Some brick manufacturers believe that higher extruder speed leads to higher output and lower energy consumption per 10,000 bricks. In fact, with the same material and condition, there is only one optimal speed. Test has shown that the extruder consumes the least energy and achieves the highest output at its optimal speed. Exceeding this speed result in higher energy consumption without any increase in output.
(6)Improving production management can make the extruder energy-saving
Some brick manufacturers with same conditions have significantly different energy consumption per 10,000 bricks, primarily due to poor management. For example, in production process, the material supply may sometimes be insufficient, causing the extruder to operate inefficiently with low output. At other times, the material supply may be excessive, resulting in the extruder being “overloaded” and requiring frequent shutdown for cleaning, which reduces hourly output.
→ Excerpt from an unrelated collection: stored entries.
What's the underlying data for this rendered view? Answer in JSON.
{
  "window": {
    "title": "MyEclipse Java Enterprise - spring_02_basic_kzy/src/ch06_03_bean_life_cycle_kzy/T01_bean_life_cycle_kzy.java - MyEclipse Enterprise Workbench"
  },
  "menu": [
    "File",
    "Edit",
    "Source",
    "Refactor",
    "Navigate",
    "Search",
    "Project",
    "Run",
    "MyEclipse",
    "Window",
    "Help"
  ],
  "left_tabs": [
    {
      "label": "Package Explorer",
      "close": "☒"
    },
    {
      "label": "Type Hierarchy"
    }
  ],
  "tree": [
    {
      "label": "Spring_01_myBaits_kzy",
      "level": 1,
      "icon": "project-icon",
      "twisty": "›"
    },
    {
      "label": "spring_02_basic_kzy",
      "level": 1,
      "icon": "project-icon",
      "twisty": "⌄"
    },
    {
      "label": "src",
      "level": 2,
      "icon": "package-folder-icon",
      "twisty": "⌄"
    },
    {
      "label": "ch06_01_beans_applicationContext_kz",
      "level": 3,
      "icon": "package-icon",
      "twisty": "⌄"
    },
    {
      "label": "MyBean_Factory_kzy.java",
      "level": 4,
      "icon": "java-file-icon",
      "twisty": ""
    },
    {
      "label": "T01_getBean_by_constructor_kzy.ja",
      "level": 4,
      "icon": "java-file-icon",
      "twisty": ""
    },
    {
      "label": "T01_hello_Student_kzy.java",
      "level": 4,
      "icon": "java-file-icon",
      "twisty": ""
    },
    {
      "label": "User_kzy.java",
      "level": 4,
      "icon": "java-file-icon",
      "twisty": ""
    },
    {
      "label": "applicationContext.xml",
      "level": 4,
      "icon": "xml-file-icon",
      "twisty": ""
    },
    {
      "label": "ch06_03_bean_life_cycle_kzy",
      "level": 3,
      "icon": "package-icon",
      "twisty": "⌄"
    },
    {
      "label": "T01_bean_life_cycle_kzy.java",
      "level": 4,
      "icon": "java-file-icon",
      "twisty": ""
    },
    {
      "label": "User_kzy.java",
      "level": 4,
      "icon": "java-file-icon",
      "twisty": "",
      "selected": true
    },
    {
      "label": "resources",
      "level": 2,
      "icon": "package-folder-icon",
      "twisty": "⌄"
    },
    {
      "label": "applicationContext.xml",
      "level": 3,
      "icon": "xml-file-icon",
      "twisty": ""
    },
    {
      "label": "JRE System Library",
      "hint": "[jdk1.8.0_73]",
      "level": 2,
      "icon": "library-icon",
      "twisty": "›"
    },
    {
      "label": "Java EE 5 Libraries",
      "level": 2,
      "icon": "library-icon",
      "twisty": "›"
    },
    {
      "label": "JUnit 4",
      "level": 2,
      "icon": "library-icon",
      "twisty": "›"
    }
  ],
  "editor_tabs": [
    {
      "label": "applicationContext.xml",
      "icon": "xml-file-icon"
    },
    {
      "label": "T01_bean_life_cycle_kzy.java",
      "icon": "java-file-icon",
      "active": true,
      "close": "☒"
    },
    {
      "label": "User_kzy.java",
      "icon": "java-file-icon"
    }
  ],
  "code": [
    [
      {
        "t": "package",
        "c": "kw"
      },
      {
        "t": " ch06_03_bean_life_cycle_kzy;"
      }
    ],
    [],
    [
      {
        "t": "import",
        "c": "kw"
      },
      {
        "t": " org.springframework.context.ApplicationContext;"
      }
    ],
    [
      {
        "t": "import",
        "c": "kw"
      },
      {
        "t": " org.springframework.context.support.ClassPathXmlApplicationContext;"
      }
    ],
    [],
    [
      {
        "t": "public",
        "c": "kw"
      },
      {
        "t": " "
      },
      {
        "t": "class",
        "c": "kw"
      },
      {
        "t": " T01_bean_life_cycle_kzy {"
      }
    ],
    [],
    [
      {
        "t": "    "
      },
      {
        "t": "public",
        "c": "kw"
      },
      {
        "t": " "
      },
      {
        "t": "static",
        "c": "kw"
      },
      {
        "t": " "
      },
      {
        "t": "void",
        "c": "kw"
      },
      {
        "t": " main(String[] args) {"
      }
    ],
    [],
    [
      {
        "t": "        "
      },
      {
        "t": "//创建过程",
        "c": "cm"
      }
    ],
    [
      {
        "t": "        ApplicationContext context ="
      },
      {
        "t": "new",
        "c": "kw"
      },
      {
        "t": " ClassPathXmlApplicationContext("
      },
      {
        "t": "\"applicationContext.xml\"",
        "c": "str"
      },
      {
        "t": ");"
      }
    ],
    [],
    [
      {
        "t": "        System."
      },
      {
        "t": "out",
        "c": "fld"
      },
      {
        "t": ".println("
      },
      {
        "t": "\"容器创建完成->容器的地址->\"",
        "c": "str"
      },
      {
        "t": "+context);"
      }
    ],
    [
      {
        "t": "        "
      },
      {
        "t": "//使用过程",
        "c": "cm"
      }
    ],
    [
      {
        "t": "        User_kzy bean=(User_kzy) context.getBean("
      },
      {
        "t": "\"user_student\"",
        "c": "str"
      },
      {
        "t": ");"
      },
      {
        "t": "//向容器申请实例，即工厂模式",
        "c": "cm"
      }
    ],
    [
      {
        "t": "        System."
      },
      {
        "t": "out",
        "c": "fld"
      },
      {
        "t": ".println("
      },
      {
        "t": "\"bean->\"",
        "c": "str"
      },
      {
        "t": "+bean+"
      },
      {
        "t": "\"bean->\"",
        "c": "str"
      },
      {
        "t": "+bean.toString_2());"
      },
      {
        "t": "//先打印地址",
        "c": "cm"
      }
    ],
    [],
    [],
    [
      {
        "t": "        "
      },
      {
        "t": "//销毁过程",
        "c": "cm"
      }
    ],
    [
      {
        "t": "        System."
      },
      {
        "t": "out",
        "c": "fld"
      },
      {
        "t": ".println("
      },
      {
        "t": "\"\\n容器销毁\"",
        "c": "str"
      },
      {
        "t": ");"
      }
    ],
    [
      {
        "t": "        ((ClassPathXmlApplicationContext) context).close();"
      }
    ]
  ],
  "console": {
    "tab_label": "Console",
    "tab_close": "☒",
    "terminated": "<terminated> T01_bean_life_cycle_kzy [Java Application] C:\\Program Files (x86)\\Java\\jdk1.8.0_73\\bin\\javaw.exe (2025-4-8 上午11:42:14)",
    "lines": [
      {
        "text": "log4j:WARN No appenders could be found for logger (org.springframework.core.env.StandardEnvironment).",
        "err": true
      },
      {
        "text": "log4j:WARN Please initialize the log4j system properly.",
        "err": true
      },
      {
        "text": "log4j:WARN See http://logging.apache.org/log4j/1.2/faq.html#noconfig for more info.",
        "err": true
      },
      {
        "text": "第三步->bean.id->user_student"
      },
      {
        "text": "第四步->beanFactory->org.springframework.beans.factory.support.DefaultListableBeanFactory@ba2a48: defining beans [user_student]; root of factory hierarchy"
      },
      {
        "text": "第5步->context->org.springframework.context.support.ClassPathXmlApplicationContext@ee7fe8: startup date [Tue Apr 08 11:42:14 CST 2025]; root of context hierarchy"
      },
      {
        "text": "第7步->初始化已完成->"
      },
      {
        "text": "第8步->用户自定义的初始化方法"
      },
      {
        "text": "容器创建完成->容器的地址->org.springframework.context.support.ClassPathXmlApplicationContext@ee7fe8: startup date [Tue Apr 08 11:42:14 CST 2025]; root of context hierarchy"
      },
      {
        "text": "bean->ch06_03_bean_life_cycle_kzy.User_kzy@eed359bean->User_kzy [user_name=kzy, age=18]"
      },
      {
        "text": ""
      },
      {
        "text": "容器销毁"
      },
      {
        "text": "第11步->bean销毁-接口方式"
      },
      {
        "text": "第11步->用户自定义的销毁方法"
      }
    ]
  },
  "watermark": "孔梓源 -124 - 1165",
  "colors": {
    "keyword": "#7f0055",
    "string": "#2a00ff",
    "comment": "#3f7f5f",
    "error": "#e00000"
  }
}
Additionally, poor coordination in production, such as insufficient raw material supply or delay in brick conveyance can lead to shutdown and low output, thereby increasing energy consumption. Furthermore, some manufacturers neglect regular maintenance, failing to replace worn mud cylinder liner or repair gap greater than 20 mm between the auger and the liner, all of which lead to higher energy consumption.